The Orchestra and Chorus of the Silesian Philharmonic in Katowice will pay tribute to the founder of Wratislavia Cantans, Andrzej Markowski. The artist, born in 1924, was a preeminent Polish conductor of the 20th century and a tireless promoter of Polish music around the world. One of the composers whose works he premiered was Henryk Mikołaj Górecki, hailing from Silesia. His works feature in the programme of the concert dedicated to Markowski, and a new work by Mikołaj Piotr Górecki – Henryk’s son – entitled 1944 will be premiered.
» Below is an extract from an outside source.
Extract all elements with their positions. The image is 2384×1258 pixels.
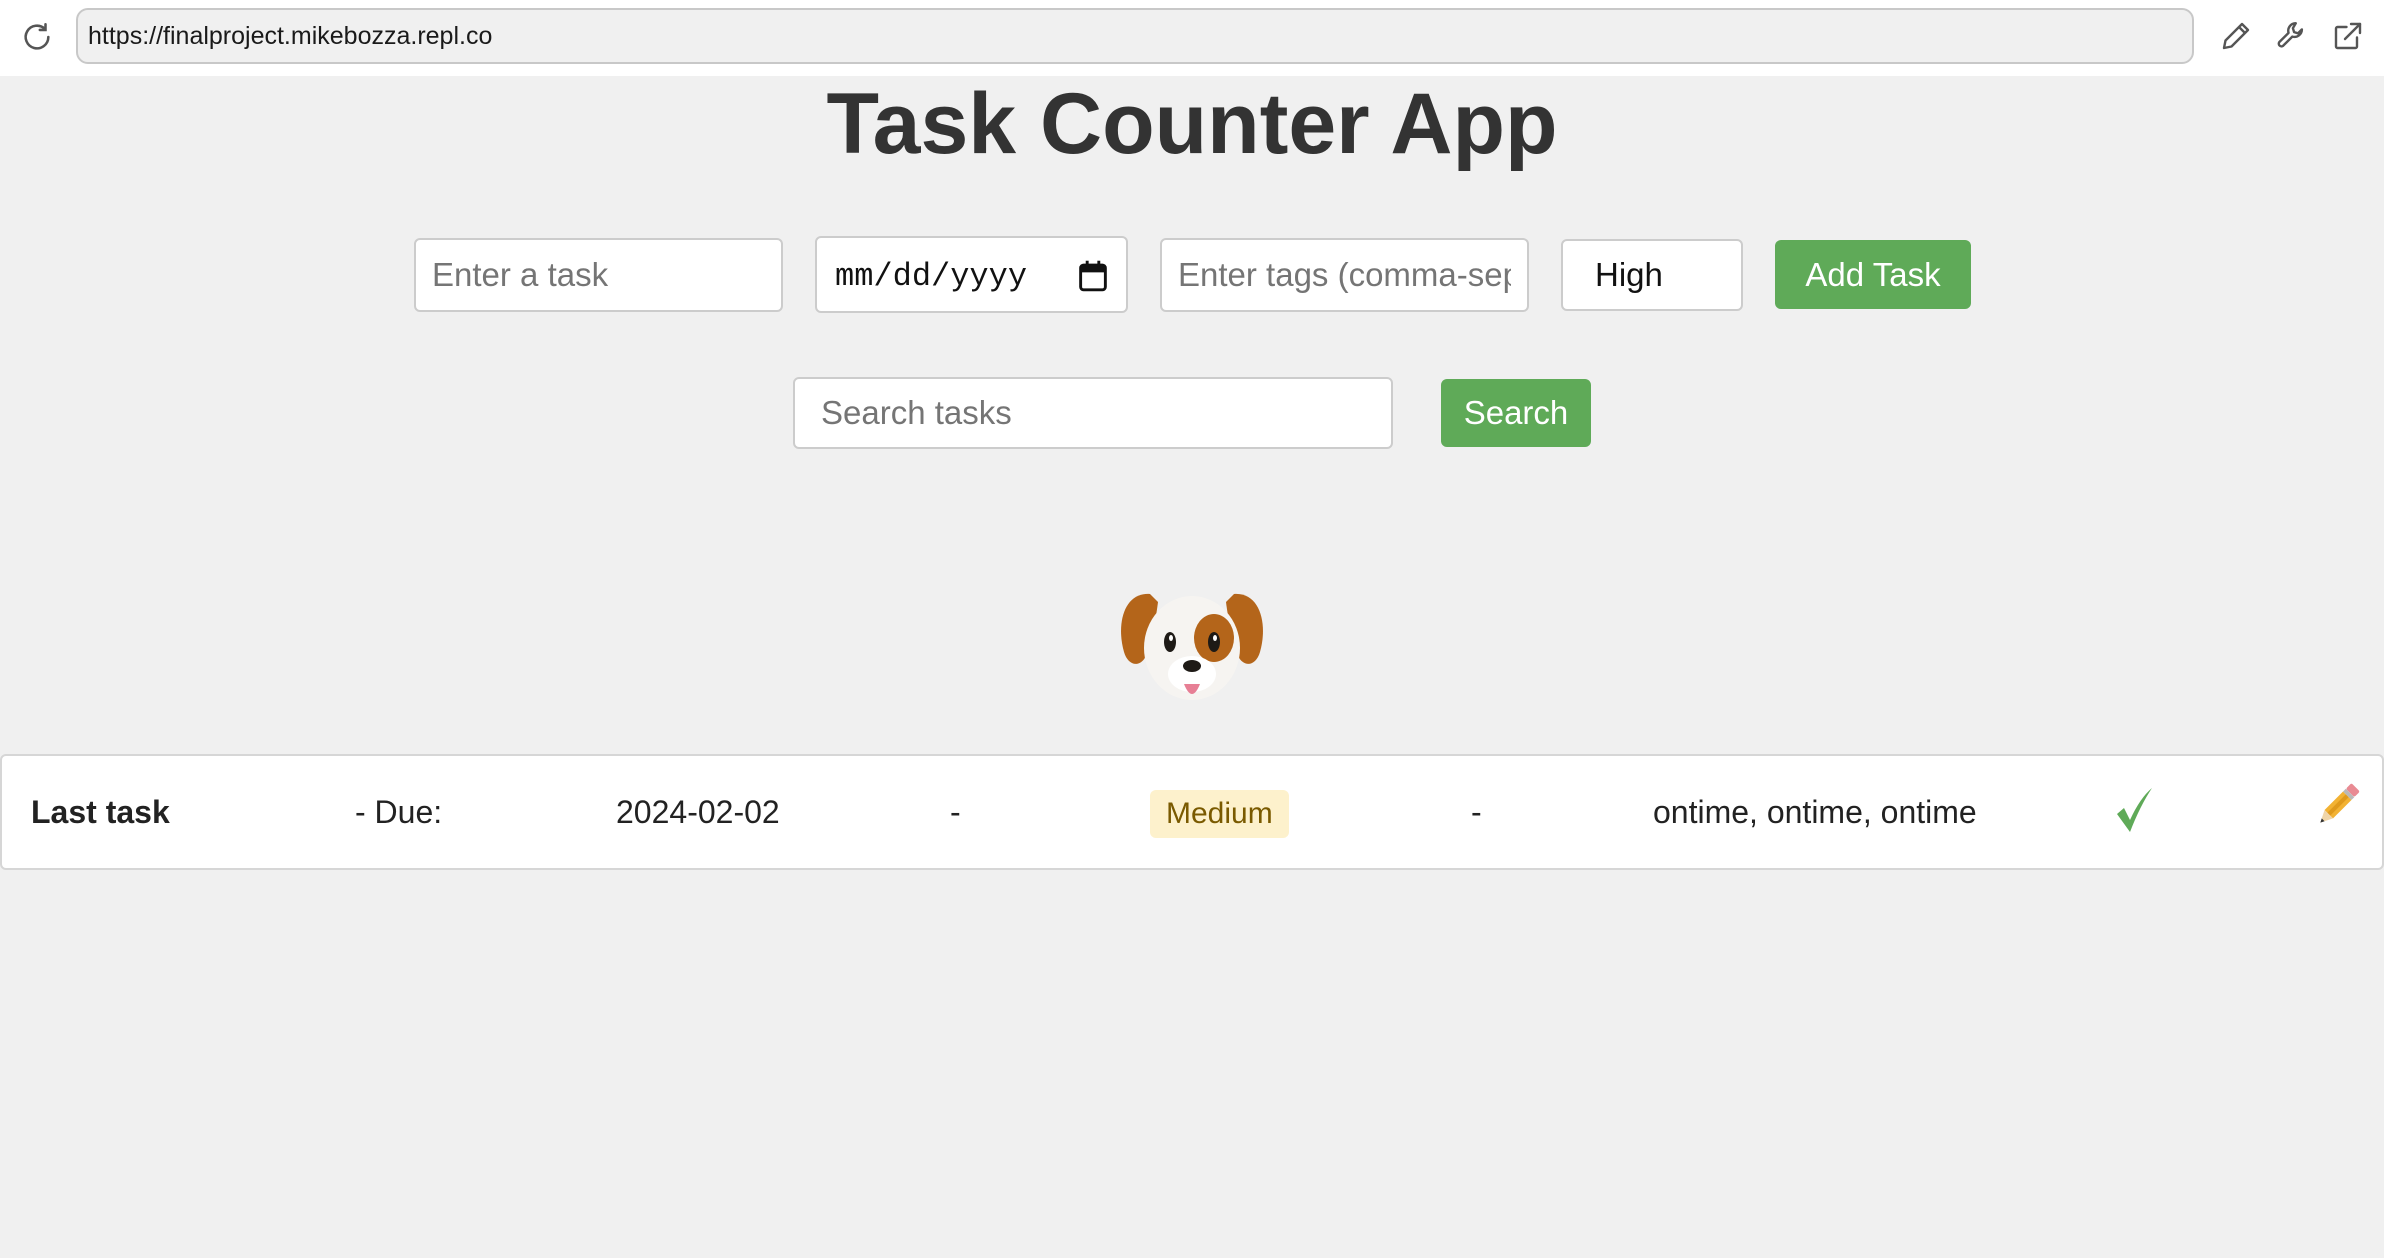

Ad Matrem, composed in 1971, was a breakthrough in the work of Henryk Mikołaj Górecki. The composer turned to sacred themes, which have since become a permanent feature of his works. In the 1970s, he maintained the creative strategy, begun in the previous decade, of simplifying his musical style. Paradoxically, the compositions written at that time gained a monumental character, and the author eagerly used oratorio and cantata forms. The text in Ad Matrem is taken from the Latin sequence Stabat Mater. The musical language is characterised, on the one hand, by extremely sharp dynamic contrasts, and on the other hand, by lyricism, which was at one time compared to the style of Stanisław Moniuszko. The work was premiered in 1972 by the Warsaw Philharmonic Orchestra and Chorus, conducted by Andrzej Markowski. Górecki’s religious work also includes Totus Tuus – one of his most popular works, written in 1987 for a cappella choir on the occasion of the third visit of Pope John Paul II to Poland. The text layer combines the words of the titular papal motto with a work by the poet Maria Bogusławska. While listening, a sense of simplicity and clarity prevails.
Like Ad Matrem, the two-movement Symphony No. 2 “Copernicus” was performed for the first time under the baton of Andrzej Markowski. It was commissioned by the Kościuszko Foundation on the occasion of Nicolaus Copernicus’ 500th birth anniversary. The appeal of the work is brought to a maximum – the dynamics and articulation are very expressive. “The first movement can be interpreted as a drama of creation: the struggle and constant clash of elements, also as a constant play between ‘darkness’ and ‘light’,” wrote Bohdan Pociej. The second movement brings contemplative silence, and here, in the final chorale, Górecki includes a quote from De revolutionibus orbium coelestium: “And what is more beautiful than the sky, which embraces everything that is beautiful?”
The concert will end with the world premiere of Mikołaj Piotr Górecki’s piece 1944, dedicated to Andrzej Markowski on the centenary of his birth. The year written in the title is an obvious reference to the Warsaw Uprising, in which Markowski took part as a soldier of the Home Army. Before the outbreak of the uprising, he played at the U Aktorek [Actresses’] cafe in Warsaw, and also wrote songs that lifted the spirits of Poles in the occupied homeland. A fragment of one of these pieces is quoted in the finale of the 1944.